High-dose proton therapy and tomotherapy for the treatment of sacral chordoma: a retrospective monocentric study
Published in Acta Oncologica, 2021
Arnaud Beddok, Caroline Saint-Martin, Hamid Mammar, Loïc Feuvret, Sylvie Helfre, Stéphanie Bolle, Sebastien Froelich, Farid Goudjil, Sofia Zefkili, Malika Amessis, Dominique Peurien, Sophie Cornet, Rémi Dendale, Claire Alapetite, Valentin Calugaru
Forty-one consecutive patients, not included in clinical trials, were analysed in this study. Baseline characteristics are summarised in Table 2. The median age of the cohort was 64 years old, ranging from 37 to 86. Median tumour size at presentation was 255 cm3, interquartile range [IQR]: 136–525. Thirty patients (73%) were operated with a macroscopic residue for 15 of them (median residue size: 241 cm3, IQR: 46–643). Pre-surgical volume was significantly higher in the tomotherapy group than in the Proton - Tomo group (Supp Data 1). For all patients, the diagnosis was biopsy proved. The main histological subtype was myxoid, although it was mentioned in less than 50% of cases.
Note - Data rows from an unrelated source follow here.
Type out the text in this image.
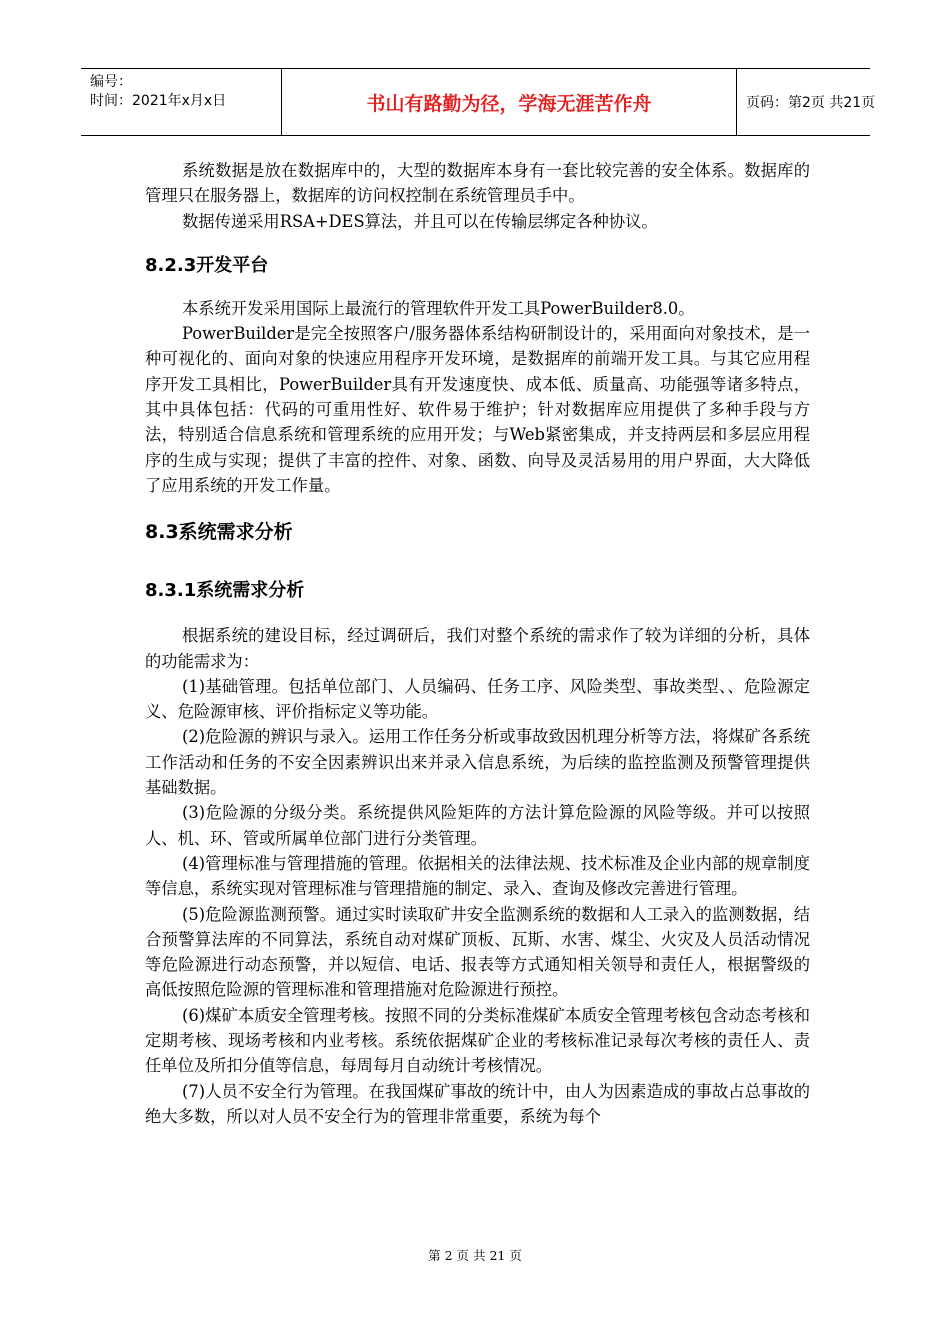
编号：
时间：2021年x月x日	书山有路勤为径，学海无涯苦作舟	页码：第2页 共21页

系统数据是放在数据库中的，大型的数据库本身有一套比较完善的安全体系。数据库的管理只在服务器上，数据库的访问权控制在系统管理员手中。

数据传递采用RSA+DES算法，并且可以在传输层绑定各种协议。

8.2.3开发平台

本系统开发采用国际上最流行的管理软件开发工具PowerBuilder8.0。

PowerBuilder是完全按照客户/服务器体系结构研制设计的，采用面向对象技术，是一种可视化的、面向对象的快速应用程序开发环境，是数据库的前端开发工具。与其它应用程序开发工具相比，PowerBuilder具有开发速度快、成本低、质量高、功能强等诸多特点，其中具体包括：代码的可重用性好、软件易于维护；针对数据库应用提供了多种手段与方法，特别适合信息系统和管理系统的应用开发；与Web紧密集成，并支持两层和多层应用程序的生成与实现；提供了丰富的控件、对象、函数、向导及灵活易用的用户界面，大大降低了应用系统的开发工作量。

8.3系统需求分析
8.3.1系统需求分析

根据系统的建设目标，经过调研后，我们对整个系统的需求作了较为详细的分析，具体的功能需求为：

(1)基础管理。包括单位部门、人员编码、任务工序、风险类型、事故类型、、危险源定义、危险源审核、评价指标定义等功能。

(2)危险源的辨识与录入。运用工作任务分析或事故致因机理分析等方法，将煤矿各系统工作活动和任务的不安全因素辨识出来并录入信息系统，为后续的监控监测及预警管理提供基础数据。

(3)危险源的分级分类。系统提供风险矩阵的方法计算危险源的风险等级。并可以按照人、机、环、管或所属单位部门进行分类管理。

(4)管理标准与管理措施的管理。依据相关的法律法规、技术标准及企业内部的规章制度等信息，系统实现对管理标准与管理措施的制定、录入、查询及修改完善进行管理。

(5)危险源监测预警。通过实时读取矿井安全监测系统的数据和人工录入的监测数据，结合预警算法库的不同算法，系统自动对煤矿顶板、瓦斯、水害、煤尘、火灾及人员活动情况等危险源进行动态预警，并以短信、电话、报表等方式通知相关领导和责任人，根据警级的高低按照危险源的管理标准和管理措施对危险源进行预控。

(6)煤矿本质安全管理考核。按照不同的分类标准煤矿本质安全管理考核包含动态考核和定期考核、现场考核和内业考核。系统依据煤矿企业的考核标准记录每次考核的责任人、责任单位及所扣分值等信息，每周每月自动统计考核情况。

(7)人员不安全行为管理。在我国煤矿事故的统计中，由人为因素造成的事故占总事故的绝大多数，所以对人员不安全行为的管理非常重要，系统为每个

第 2 页 共 21 页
The diagnosis of chordoma was most often confirmed by immunohistochemical analysis showing a positive EMA, cytokeratin, and S100. Brachyury was mentioned and positive in 12% of cases. Thirteen (32%) patients treated before 2013 received Tomotherapy alone; whereas after 2013, 28 patients (68%) received a combination of PT to CTV1 followed by Tomotherapy to CTV2 (Proton - Tomo). This combined protocol was developed in Institut Curie only from January 2013 in the context of a new gantry room. Among the 28 patients treated with the proton-photon combination, 24 (86%) were treated before March 2017 with the classical proton therapy technique (double scattering) while 4 (14%) were treated after March 2017 with the modern proton therapy technique (Pencil Beam Scanning). HR – CTV and HR – PTV were significantly higher in the tomotherapy group than in the Proton - Tomo group (Supp Data 1). None of the subjects had osteosynthetic material at the time of RT.